Fair enough, John. This could be a deal breaker. Real words, formed into sentences, spelled sufficiently well to be read by someone else and giving rise to something resembling cognizable thought? Well, that’s a huge leap from checkboxes.
And yet, the expectation that police would be held to an actual explanation before their seizure of a person makes the CompStat tally board really isn’t too much to ask. Most cops made it through school, and can form simple sentences. Most can use words that actually explain why they took actions that made other people’s lives miserable, even if they would rather chalk it up to the old standard, “furtive movements.”
This doesn’t mean that they can’t make up a reason, just as they did when the used the check-off boxes, but only that they now have to write it out long-hand. Is that too taxing for the cops, John?
Rather than play the game of addressing the stop & frisk spin, however, the fundamental point made by Judge Scheindlin, which Timoney works hard to ignore, is that the Constitution wasn’t crafted to make the cops’ job easier, but to provide a floor below which a cop can’t go. Of course it would be more effective for police to search anyone at will for any reason or no reason, whether their bodies or homes, but that’s not the point of the Constitution or the Floyd decision.

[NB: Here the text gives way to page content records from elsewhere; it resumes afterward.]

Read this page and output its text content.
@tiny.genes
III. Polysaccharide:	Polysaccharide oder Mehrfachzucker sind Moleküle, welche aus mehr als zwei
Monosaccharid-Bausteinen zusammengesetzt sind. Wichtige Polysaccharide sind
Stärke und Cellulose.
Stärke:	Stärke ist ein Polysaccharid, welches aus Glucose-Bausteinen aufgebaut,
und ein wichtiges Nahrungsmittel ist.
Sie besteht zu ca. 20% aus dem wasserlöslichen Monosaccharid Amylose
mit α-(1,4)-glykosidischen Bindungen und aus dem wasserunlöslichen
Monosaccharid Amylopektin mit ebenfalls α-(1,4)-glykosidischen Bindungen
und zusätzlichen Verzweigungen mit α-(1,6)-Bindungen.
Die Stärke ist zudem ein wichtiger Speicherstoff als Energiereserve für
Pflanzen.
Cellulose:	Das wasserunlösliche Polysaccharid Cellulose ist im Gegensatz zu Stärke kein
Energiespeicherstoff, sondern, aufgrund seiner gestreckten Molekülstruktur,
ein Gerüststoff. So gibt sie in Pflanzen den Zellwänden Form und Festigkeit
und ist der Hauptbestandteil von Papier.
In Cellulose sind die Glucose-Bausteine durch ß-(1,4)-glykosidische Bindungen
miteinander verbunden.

So will it cost the city a bundle to teach cops how to write “furtive” longhand? Perhaps, but on the bright side, the time lost to police productivity by forcing them to write their reasons out in narrative form means that they won’t be out on the street randomly throwing black kids against walls. A cost, sure, but one the public can well afford.
Enjoy Bahrain, John. I suspect it’s your kind of place.